Les deux méthodes utilisent les propres cellules du patient. Mais entre elles, il y a un gouffre en termes d’efficacité. Nous analysons pourquoi.
Qu’est-ce que la PRP ?
PRP (Plasma Riche en Plaquettes) — plasma sanguin enrichi en plaquettes. On prélève 10–20 ml de sang, on le centrifuge, et le plasma obtenu est injecté dans l’articulation. Les plaquettes libèrent des facteurs de croissance stimulant la cicatrisation.
Qu’est-ce que MIBRAR® ?
MIBRAR® utilise deux types de concentrés :
- CGF — facteurs de croissance concentrés (5–10 fois plus que dans la PRP)
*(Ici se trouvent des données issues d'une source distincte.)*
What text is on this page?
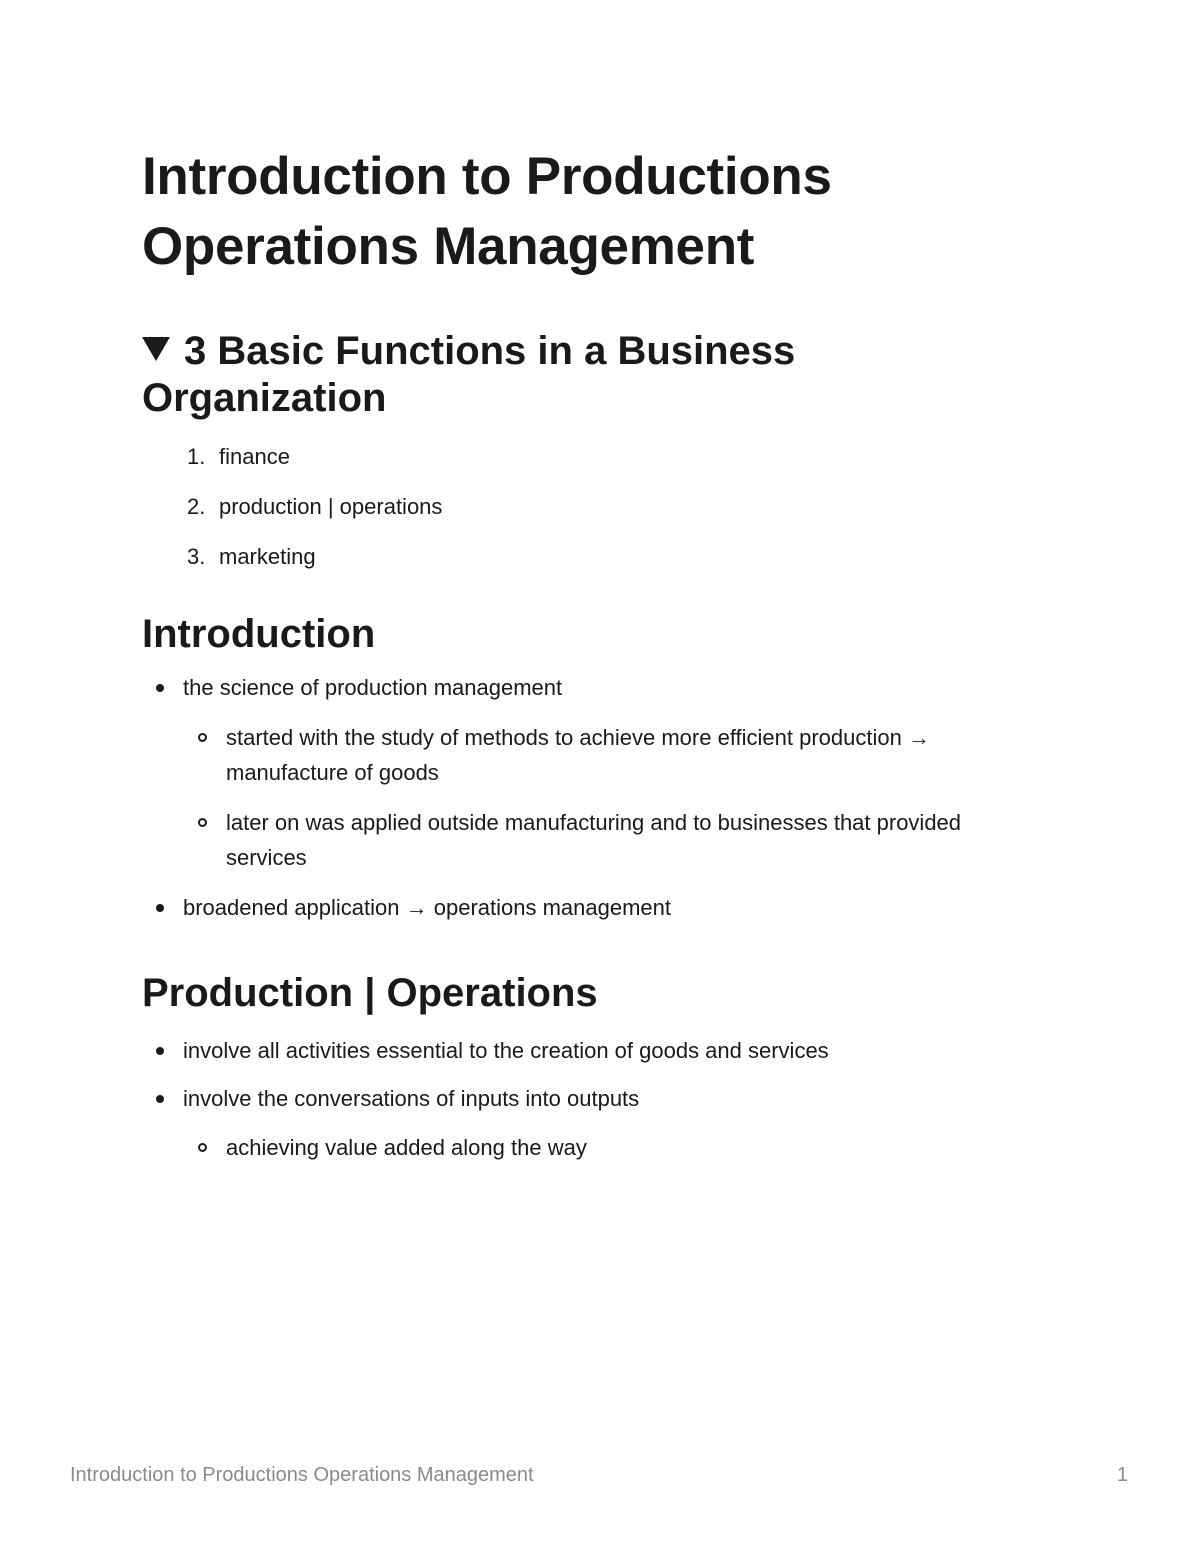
Introduction to Productions
Operations Management
3 Basic Functions in a Business
Organization
1. finance
2. production | operations
3. marketing
Introduction
the science of production management
started with the study of methods to achieve more efficient production → manufacture of goods
later on was applied outside manufacturing and to businesses that provided services
broadened application → operations management
Production | Operations
involve all activities essential to the creation of goods and services
involve the conversations of inputs into outputs
achieving value added along the way
Introduction to Productions Operations Management	1
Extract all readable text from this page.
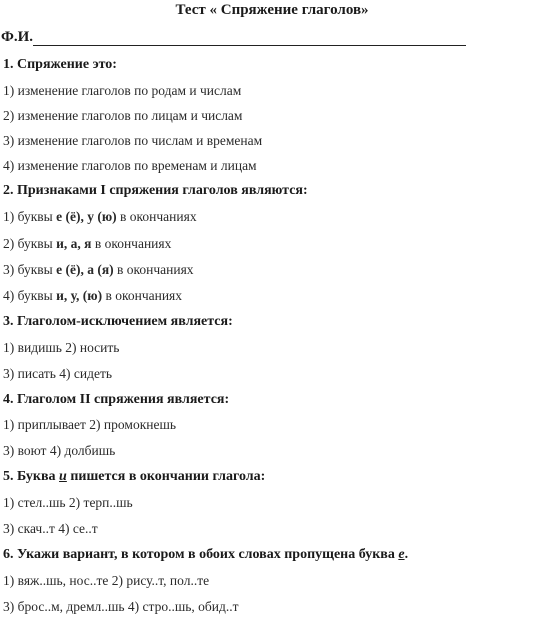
Тест « Спряжение глаголов»
Ф.И.
1. Спряжение это:
1) изменение глаголов по родам и числам
2) изменение глаголов по лицам и числам
3) изменение глаголов по числам и временам
4) изменение глаголов по временам и лицам
2. Признаками I спряжения глаголов являются:
1) буквы е (ё), у (ю) в окончаниях
2) буквы и, а, я в окончаниях
3) буквы е (ё), а (я) в окончаниях
4) буквы и, у, (ю) в окончаниях
3. Глаголом-исключением является:
1) видишь 2) носить
3) писать 4) сидеть
4. Глаголом II спряжения является:
1) приплывает 2) промокнешь
3) воют 4) долбишь
5. Буква и пишется в окончании глагола:
1) стел..шь 2) терп..шь
3) скач..т 4) се..т
6. Укажи вариант, в котором в обоих словах пропущена буква е.
1) вяж..шь, нос..те 2) рису..т, пол..те
3) брос..м, дремл..шь 4) стро..шь, обид..т
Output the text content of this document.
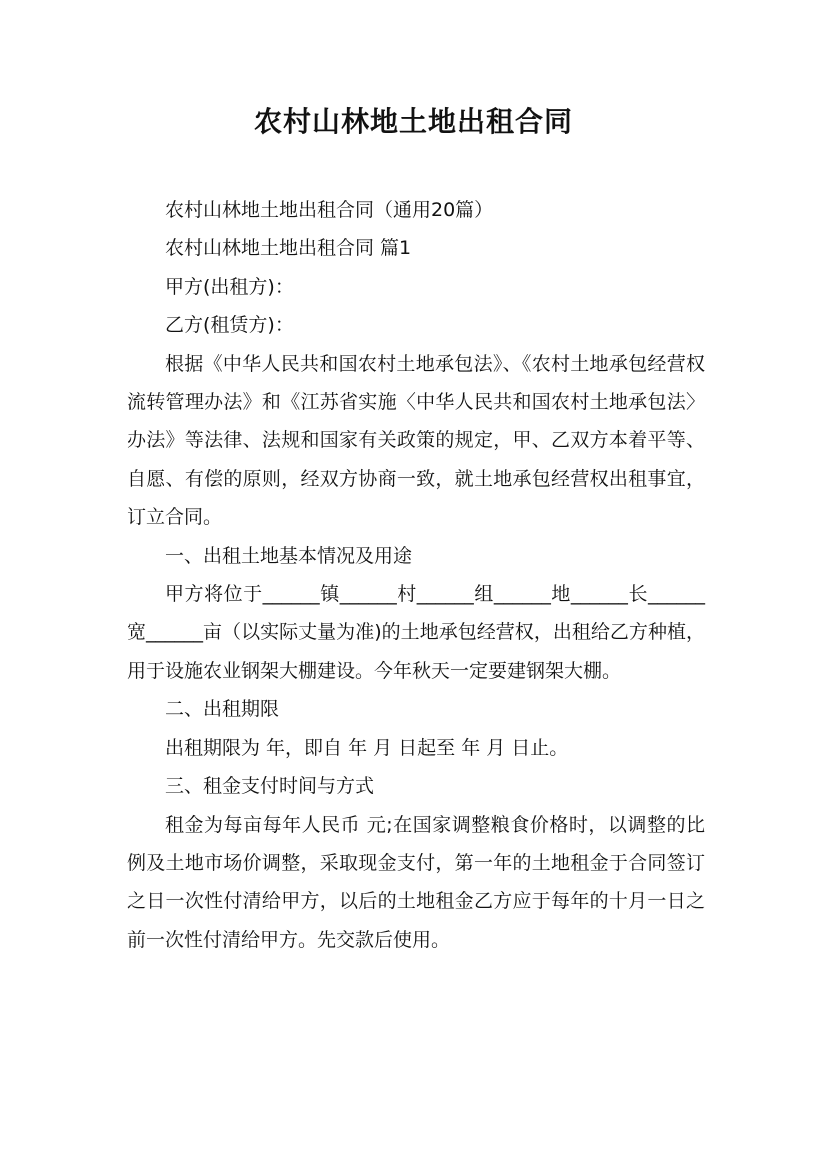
农村山林地土地出租合同

农村山林地土地出租合同（通用20篇）

农村山林地土地出租合同 篇1

甲方(出租方)：

乙方(租赁方)：

根据《中华人民共和国农村土地承包法》、《农村土地承包经营权流转管理办法》和《江苏省实施〈中华人民共和国农村土地承包法〉办法》等法律、法规和国家有关政策的规定，甲、乙双方本着平等、自愿、有偿的原则，经双方协商一致，就土地承包经营权出租事宜，订立合同。

一、出租土地基本情况及用途

甲方将位于______镇______村______组______地______长______宽______亩（以实际丈量为准)的土地承包经营权，出租给乙方种植，用于设施农业钢架大棚建设。今年秋天一定要建钢架大棚。

二、出租期限

出租期限为 年，即自 年 月 日起至 年 月 日止。

三、租金支付时间与方式

租金为每亩每年人民币 元;在国家调整粮食价格时，以调整的比例及土地市场价调整，采取现金支付，第一年的土地租金于合同签订之日一次性付清给甲方，以后的土地租金乙方应于每年的十月一日之前一次性付清给甲方。先交款后使用。
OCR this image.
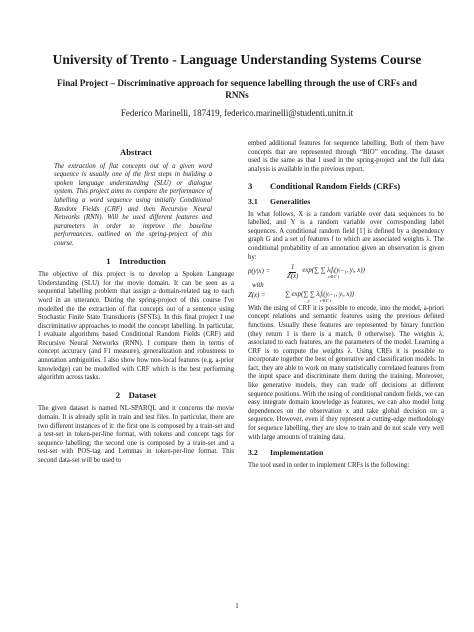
University of Trento - Language Understanding Systems Course
Final Project – Discriminative approach for sequence labelling through the use of CRFs and RNNs
Federico Marinelli, 187419, federico.marinelli@studenti.unitn.it
Abstract

The extraction of flat concepts out of a given word sequence is usually one of the first steps in building a spoken language understanding (SLU) or dialogue system. This project aims to compare the performance of labelling a word sequence using initially Conditional Random Fields (CRF) and then Recursive Neural Networks (RNN). Will be used different features and parameters in order to improve the baseline performances, outlined on the spring-project of this course.

1 Introduction

The objective of this project is to develop a Spoken Language Understanding (SLU) for the movie domain. It can be seen as a sequential labelling problem that assign a domain-related tag to each word in an utterance. During the spring-project of this course I've modelled the the extraction of flat concepts out of a sentence using Stochastic Finite State Transducers (SFSTs). In this final project I use discriminative approaches to model the concept labelling. In particular, I evaluate algorithms based Conditional Random Fields (CRF) and Recursive Neural Networks (RNN). I compare them in terms of concept accuracy (and F1 measure), generalization and robustness to annotation ambiguities. I also show how non-local features (e.g. a-prior knowledge) can be modelled with CRF which is the best performing algorithm across tasks.

2 Dataset

The given dataset is named NL-SPARQL and it concerns the movie domain. It is already split in train and test files. In particular, there are two different instances of it: the first one is composed by a train-set and a test-set in token-per-line format, with tokens and concept tags for sequence labelling; the second one is composed by a train-set and a test-set with POS-tag and Lemmas in token-per-line format. This second data-set will be used to

embed additional features for sequence labelling. Both of them have concepts that are represented through “BIO” encoding. The dataset used is the same as that I used in the spring-project and the full data analysis is available in the previous report.

3 Conditional Random Fields (CRFs)
3.1 Generalities

In what follows, X is a random variable over data sequences to be labelled, and Y is a random variable over corresponding label sequences. A conditional random field [1] is defined by a dependency graph G and a set of features f to which are associated weights λ. The conditional probability of an annotation given an observation is given by:

p(y|x) =	$\frac{1}{Z(x)} \exp(\sum$ ∑ λᵢfᵢ(yᵢ₋₁, yᵢ, x))
c∈C i
with
Z(x) =	∑ exp(∑ ∑ λᵢfᵢ(yᵢ₋₁, yᵢ, x))
y c∈C i

With the using of CRF it is possible to encode, into the model, a-priori concept relations and semantic features using the previous defined functions. Usually these features are represented by binary function (they return 1 is there is a match, 0 otherwise). The weights λ, associated to each features, are the parameters of the model. Learning a CRF is to compute the weights λ. Using CRFs it is possible to incorporate together the best of generative and classification models. In fact, they are able to work on many statistically correlated features from the input space and discriminate them during the training. Moreover, like generative models, they can trade off decisions at different sequence positions. With the using of conditional random fields, we can easy integrate domain knowledge as features, we can also model long dependences on the observation x and take global decision on a sequence. However, even if they represent a cutting-edge methodology for sequence labelling, they are slow to train and do not scale very well with large amounts of training data.

3.2 Implementation

The tool used in order to implement CRFs is the following:

1
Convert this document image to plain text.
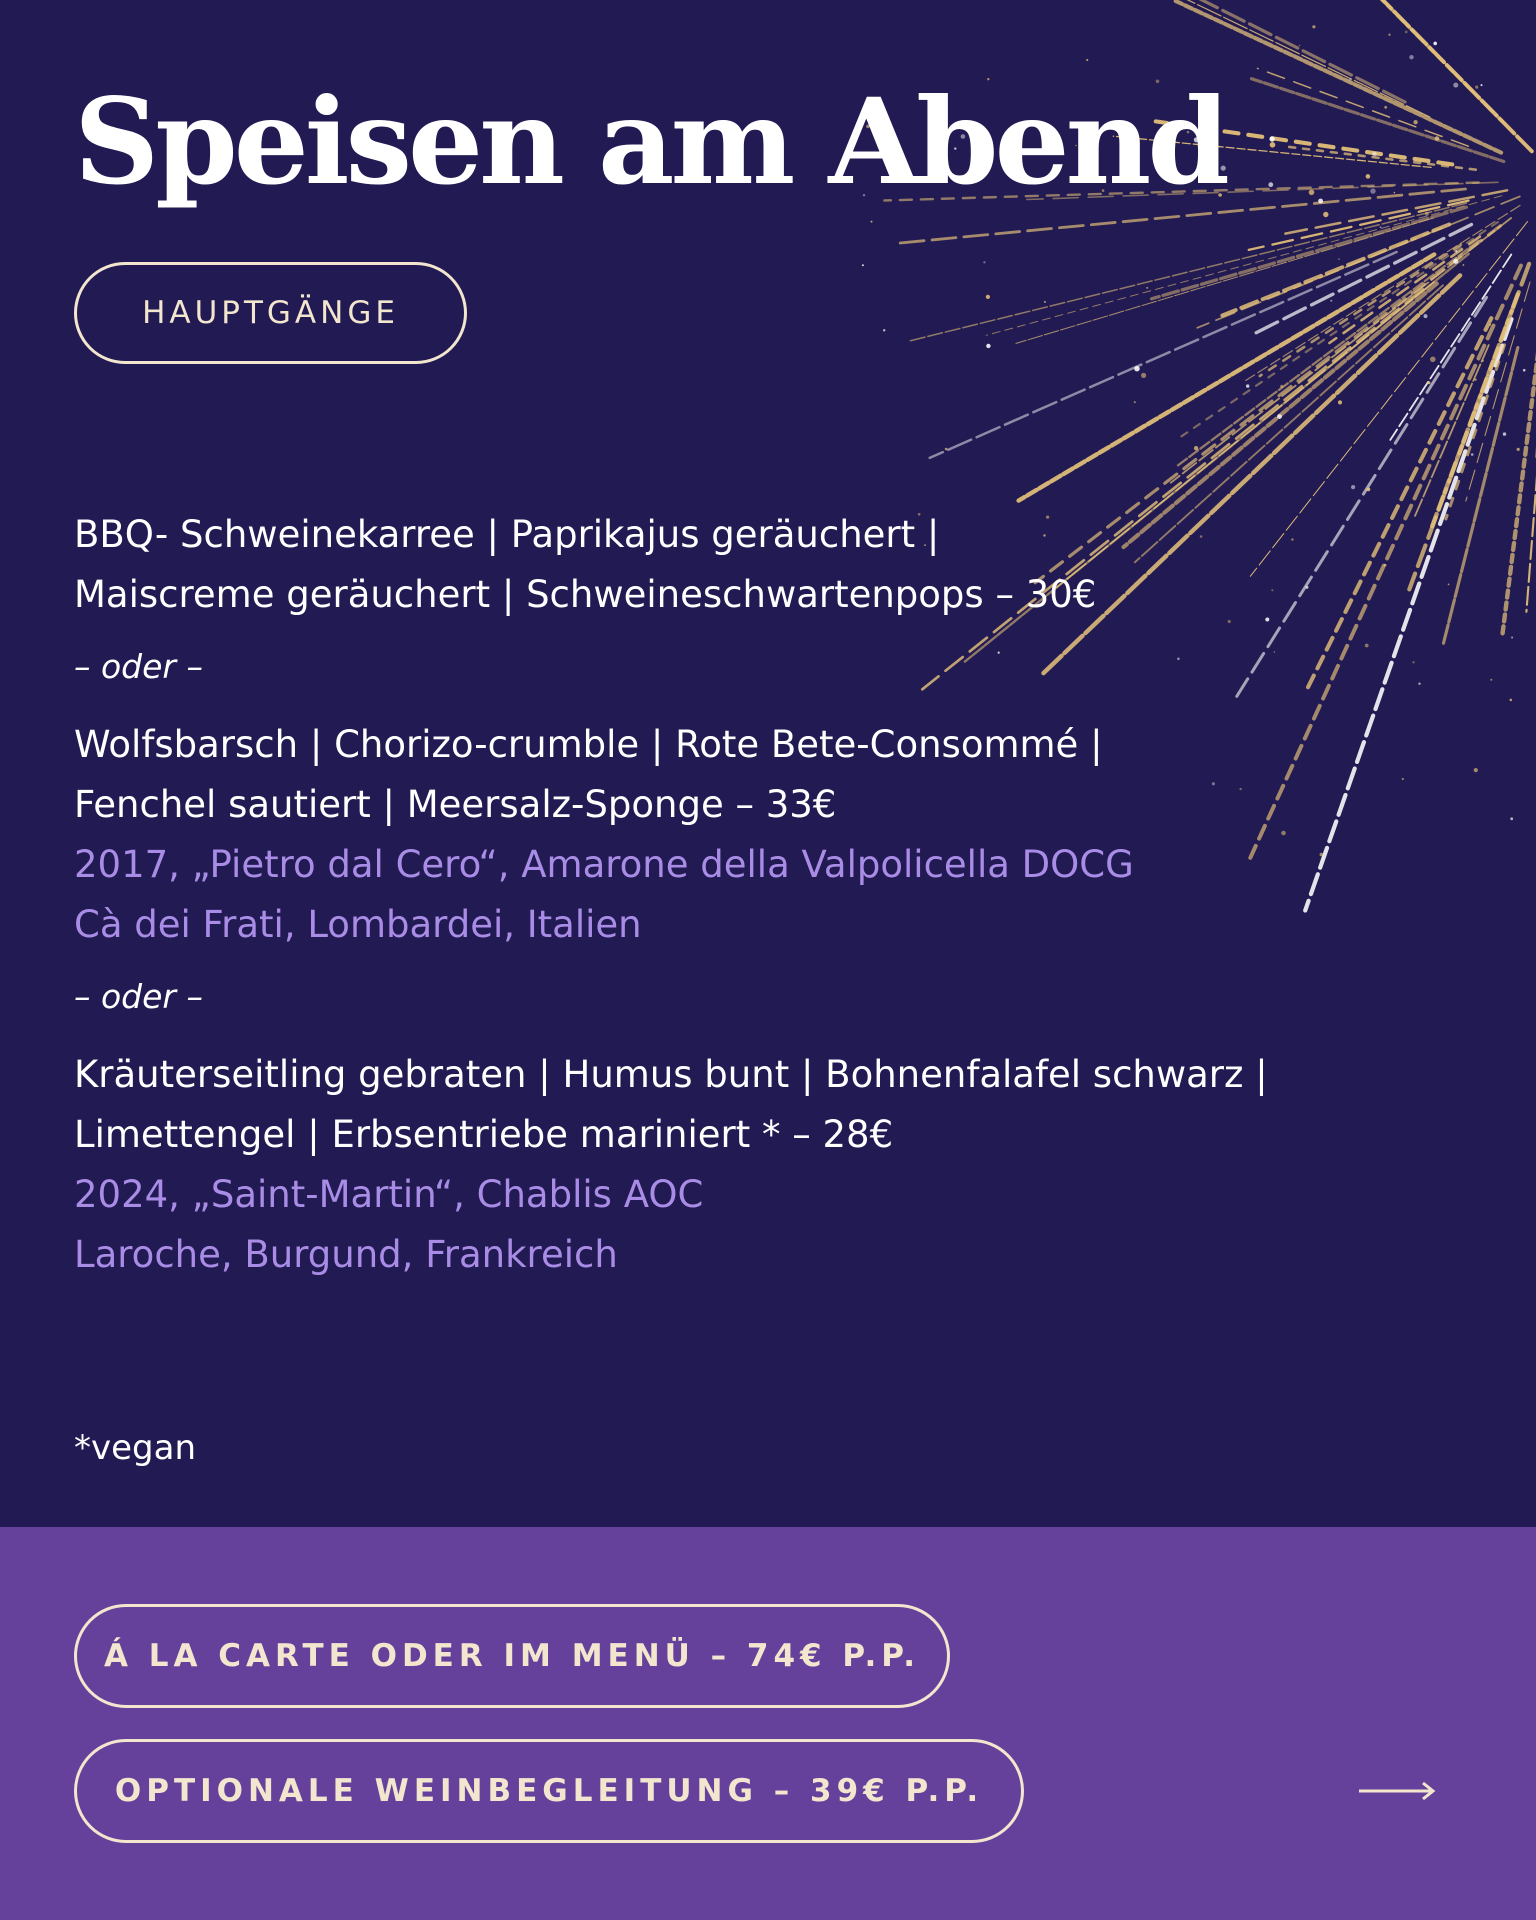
Speisen am Abend
HAUPTGÄNGE

BBQ- Schweinekarree | Paprikajus geräuchert |

Maiscreme geräuchert | Schweineschwartenpops – 30€

– oder –

Wolfsbarsch | Chorizo-crumble | Rote Bete-Consommé |

Fenchel sautiert | Meersalz-Sponge – 33€

2017, „Pietro dal Cero“, Amarone della Valpolicella DOCG

Cà dei Frati, Lombardei, Italien

– oder –

Kräuterseitling gebraten | Humus bunt | Bohnenfalafel schwarz |

Limettengel | Erbsentriebe mariniert * – 28€

2024, „Saint-Martin“, Chablis AOC

Laroche, Burgund, Frankreich

*vegan

Á LA CARTE ODER IM MENÜ – 74€ P.P.
OPTIONALE WEINBEGLEITUNG – 39€ P.P.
- Lipogems® — cellules souches mésenchymateuses issues du tissu adipeux
La délivrance s’effectue par micro-perforation de 0,3–1,5 mm sous navigation 3D Cyber Navi Hand™.
Tableau comparatif
| Paramètre | PRP | MIBRAR® |
|---|---|---|
| Facteurs de croissance | Concentration basique | 5–10 fois plus élevée (CGF) |
| Cellules souches | Non | Oui (Lipogems® MSC) |
| Navigation | Injection à l’aveugle | Navigation 3D + Échographie |
| Régénération du cartilage | Partielle | Complète (stades I–III) |
| Durée de l’effet | 6–12 mois | Années |
Explication scientifique de la différence
La PRP ne contient que des plaquettes et leurs facteurs de croissance. Cela suffit pour stimuler la cicatrisation des tissus mous (tendons, ligaments), mais c’est insuffisant pour la régénération du cartilage. Le cartilage est un tissu avasculaire, sans vascularisation propre. Pour sa restauration, il faut :
- Cellules souches mésenchymateuses — capables de se différencier en chondrocy tes (la PRP n’en contient pas)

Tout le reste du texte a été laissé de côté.